An early story, “Bunner Sisters,” was rejected by the editor and put aside for many years before being offered in a collection. It is one of the author’s most interesting works and an extraordinary wandering from the enclave. The sisters make trimmings and sew on ribbons in their dismal tenement; they meet a dreary opium addict, a wreck of a German who fixes clocks and who devastates their miserable struggle. The details of existence are vivid; the author knew at one time that people took streetcars, bought a few pennies worth of food with fierce concentration upon the cost, made pitiful journeys to the wastes of New Jersey. Gradually the feel and the spell of the city were lost and only interiors remained, the stuffs of definition.
(Ethan Frome is a village tragedy and the tale is cut to the measure of rural New England as a strong popular image. The village is named Starkfield; Ethan is a melancholy, silent, and longing country man, ruined by the slow agony of life with his complaining, “sickly” wife, the kind whose neurosis is colored by a run on patent medicines.

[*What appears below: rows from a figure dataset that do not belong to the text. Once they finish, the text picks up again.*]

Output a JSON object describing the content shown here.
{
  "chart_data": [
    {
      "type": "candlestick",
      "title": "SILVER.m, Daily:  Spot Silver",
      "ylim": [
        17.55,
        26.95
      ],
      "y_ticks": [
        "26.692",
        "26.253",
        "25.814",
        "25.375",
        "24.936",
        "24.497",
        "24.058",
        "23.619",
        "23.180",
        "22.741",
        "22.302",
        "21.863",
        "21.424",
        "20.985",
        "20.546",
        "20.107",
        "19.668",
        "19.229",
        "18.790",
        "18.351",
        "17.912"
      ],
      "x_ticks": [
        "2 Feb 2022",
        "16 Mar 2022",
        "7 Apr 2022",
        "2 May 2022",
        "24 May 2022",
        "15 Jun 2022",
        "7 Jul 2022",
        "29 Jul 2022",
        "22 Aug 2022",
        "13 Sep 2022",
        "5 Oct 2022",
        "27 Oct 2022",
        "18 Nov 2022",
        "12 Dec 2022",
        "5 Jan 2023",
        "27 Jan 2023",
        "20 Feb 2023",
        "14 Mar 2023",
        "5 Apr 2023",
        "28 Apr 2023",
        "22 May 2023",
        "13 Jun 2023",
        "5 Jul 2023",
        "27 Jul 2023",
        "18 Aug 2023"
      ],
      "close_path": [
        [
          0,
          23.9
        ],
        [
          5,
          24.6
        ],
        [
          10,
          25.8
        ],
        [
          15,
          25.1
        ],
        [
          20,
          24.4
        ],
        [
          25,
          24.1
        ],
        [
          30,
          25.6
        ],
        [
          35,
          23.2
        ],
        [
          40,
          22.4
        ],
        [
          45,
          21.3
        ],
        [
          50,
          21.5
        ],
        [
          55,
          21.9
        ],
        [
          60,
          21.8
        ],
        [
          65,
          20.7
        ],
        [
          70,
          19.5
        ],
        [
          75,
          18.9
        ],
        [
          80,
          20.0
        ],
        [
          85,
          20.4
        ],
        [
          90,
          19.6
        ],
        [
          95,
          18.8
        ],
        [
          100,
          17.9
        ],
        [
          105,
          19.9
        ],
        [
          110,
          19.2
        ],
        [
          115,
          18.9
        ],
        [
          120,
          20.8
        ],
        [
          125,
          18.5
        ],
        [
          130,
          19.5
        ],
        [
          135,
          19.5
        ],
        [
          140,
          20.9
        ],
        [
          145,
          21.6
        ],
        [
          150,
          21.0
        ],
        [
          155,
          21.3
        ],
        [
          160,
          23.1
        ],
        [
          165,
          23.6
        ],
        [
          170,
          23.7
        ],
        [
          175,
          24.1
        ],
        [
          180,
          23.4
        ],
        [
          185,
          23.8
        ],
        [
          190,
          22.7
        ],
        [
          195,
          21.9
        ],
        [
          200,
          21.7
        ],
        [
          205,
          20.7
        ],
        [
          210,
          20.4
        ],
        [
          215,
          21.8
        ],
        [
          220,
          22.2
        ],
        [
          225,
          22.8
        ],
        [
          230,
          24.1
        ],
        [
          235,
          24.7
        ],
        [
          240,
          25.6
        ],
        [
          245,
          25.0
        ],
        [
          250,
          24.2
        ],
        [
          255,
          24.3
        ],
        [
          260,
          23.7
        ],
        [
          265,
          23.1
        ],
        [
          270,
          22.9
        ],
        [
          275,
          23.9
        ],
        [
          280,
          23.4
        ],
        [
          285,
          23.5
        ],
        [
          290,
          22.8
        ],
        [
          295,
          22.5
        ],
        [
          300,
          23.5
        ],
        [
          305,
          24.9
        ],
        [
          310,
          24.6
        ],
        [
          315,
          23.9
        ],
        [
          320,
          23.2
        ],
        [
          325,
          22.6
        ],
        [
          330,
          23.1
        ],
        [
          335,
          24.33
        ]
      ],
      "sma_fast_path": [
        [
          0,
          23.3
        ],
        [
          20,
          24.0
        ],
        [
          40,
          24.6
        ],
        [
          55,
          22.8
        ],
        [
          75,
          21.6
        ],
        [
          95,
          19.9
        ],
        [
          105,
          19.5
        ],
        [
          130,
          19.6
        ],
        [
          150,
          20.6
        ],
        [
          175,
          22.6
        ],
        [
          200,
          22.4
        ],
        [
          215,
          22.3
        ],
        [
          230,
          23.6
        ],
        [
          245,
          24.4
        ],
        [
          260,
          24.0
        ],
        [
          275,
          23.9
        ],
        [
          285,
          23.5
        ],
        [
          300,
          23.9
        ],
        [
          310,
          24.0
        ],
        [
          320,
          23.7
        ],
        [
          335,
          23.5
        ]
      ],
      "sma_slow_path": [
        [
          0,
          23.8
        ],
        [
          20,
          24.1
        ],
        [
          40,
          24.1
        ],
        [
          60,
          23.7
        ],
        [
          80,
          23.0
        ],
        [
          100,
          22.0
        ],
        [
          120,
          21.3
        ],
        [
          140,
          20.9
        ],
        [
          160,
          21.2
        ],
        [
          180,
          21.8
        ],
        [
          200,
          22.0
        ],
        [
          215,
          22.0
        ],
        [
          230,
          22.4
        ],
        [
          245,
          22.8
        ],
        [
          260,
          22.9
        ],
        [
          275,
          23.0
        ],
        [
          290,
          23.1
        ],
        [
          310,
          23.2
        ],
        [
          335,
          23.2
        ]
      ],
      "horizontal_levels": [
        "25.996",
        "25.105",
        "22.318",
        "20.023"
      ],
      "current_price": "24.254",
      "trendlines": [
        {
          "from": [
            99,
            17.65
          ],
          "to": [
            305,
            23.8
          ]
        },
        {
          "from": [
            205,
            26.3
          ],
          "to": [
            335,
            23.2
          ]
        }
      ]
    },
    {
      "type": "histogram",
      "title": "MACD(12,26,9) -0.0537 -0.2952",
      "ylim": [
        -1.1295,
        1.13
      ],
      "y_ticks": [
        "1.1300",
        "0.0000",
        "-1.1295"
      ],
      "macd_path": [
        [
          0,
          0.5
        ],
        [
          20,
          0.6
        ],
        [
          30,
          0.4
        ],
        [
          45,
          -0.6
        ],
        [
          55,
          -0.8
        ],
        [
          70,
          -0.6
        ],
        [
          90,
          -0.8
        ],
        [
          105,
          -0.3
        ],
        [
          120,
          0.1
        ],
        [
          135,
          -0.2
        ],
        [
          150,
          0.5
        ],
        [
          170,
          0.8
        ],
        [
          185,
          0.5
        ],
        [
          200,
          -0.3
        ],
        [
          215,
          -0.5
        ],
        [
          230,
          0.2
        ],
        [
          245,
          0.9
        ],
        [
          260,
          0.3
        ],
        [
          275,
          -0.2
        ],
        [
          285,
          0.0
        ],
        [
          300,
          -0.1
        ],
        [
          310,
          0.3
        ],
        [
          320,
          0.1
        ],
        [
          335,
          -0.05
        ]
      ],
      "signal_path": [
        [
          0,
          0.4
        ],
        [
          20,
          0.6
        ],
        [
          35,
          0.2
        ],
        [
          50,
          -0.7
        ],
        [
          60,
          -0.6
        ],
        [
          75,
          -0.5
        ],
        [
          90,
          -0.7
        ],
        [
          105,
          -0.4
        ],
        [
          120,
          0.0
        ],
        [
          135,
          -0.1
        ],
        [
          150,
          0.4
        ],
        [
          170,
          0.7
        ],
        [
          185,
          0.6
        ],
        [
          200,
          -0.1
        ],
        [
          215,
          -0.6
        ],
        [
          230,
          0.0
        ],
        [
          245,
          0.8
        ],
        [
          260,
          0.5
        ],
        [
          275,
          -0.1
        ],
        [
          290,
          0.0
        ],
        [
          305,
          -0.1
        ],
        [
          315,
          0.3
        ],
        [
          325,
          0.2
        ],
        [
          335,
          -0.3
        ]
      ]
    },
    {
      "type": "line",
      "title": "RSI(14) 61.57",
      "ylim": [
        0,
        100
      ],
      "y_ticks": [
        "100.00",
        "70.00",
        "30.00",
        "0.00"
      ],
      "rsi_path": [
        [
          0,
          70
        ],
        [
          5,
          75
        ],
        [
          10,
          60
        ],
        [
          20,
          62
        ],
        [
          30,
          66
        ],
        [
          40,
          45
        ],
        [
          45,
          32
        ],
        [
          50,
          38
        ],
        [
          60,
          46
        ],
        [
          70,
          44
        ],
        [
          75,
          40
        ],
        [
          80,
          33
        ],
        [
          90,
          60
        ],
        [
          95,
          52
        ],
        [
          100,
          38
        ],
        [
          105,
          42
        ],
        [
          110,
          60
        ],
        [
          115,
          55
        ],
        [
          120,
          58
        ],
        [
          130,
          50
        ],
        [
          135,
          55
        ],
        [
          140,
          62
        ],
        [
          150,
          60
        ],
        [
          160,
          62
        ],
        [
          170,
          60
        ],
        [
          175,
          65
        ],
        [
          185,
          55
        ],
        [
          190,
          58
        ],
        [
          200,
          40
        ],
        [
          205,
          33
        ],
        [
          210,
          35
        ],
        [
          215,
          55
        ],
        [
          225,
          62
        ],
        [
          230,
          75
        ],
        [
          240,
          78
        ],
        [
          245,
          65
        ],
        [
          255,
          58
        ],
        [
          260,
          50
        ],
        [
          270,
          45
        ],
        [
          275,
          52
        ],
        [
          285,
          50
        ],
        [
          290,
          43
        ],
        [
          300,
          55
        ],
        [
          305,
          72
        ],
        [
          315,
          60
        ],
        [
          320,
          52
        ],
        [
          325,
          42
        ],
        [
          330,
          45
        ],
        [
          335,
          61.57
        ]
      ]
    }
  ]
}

His hope for redemptive love by way of the young servant girl, Mattie, is thwarted and their attempt to commit suicide by sledding down a dangerous hill on a splendid snowy night produces not death but a crippled, altered Mattie to be taken in by the now triumphant wife, and the three to be left to their eternal rural isolation and misery. There is less experience of life in this story than in “Bunner Sisters.” Short as Ethan Frome is, it is heavily designed and shows the difficulties encountered in the telling, the structure. It is operatic, opera verismo, with the power to retain its grip on the memory, as the long popularity of the work indicates.)
Sister Carrie was published in 1900, five years before The House of Mirth and twenty years before The Age of Innocence. Dreiser, from the Middle West, went over the city on foot, as it were, striking out from the first ring of the city’s chimes, the trainman’s call of “Grand Central Station!” The first flat is on Seventy-eighth and Amsterdam and soon Nassau Street is mentioned. The horns of the ferryboat sound in the fog; there is Broadway to give its lessons, and the glaring celebrity of Delmonico’s, and Sherry’s too; serge skirts at Lord & Taylor, lights on Plaza Square, Staten Island, Seventh Avenue, Union Square, and dinner for $1.50, rooms set apart for poker, casinos, barber shops, advertisement billboards, Wooster Street, a half pound of liver and bacon for fifteen cents, chorus girls, soldiers on the street, a strike, significant for the plot. And, of course, the Bowery and Potters Field for Hurstwood. Carrie at the end will rock in her chair in the Waldorf, the golden monument of the period, and try to read Père Goriot, urged upon her by an ever-upward Ralph Marvell sort.
The plebeian “tinsel and shine” of Carrie’s destiny, the bankrupt disaster of Hurstwood are not Edith Wharton’s world, nor must it have been so. Still, she works with her own “tinsel” and is a recorder of dreams much less true to the city, as history, than those of Sister Carrie. Density of experience is lacking and not, we gather, lamented. In her novels Manhattan is nameless, bare as a field, stripped of its byways, its fanciful, fabricated, overwhelming reality, its hugely imposing and unalterable alienation from the rest of the country—the glitter of its beginning and enduring modernity as a world city.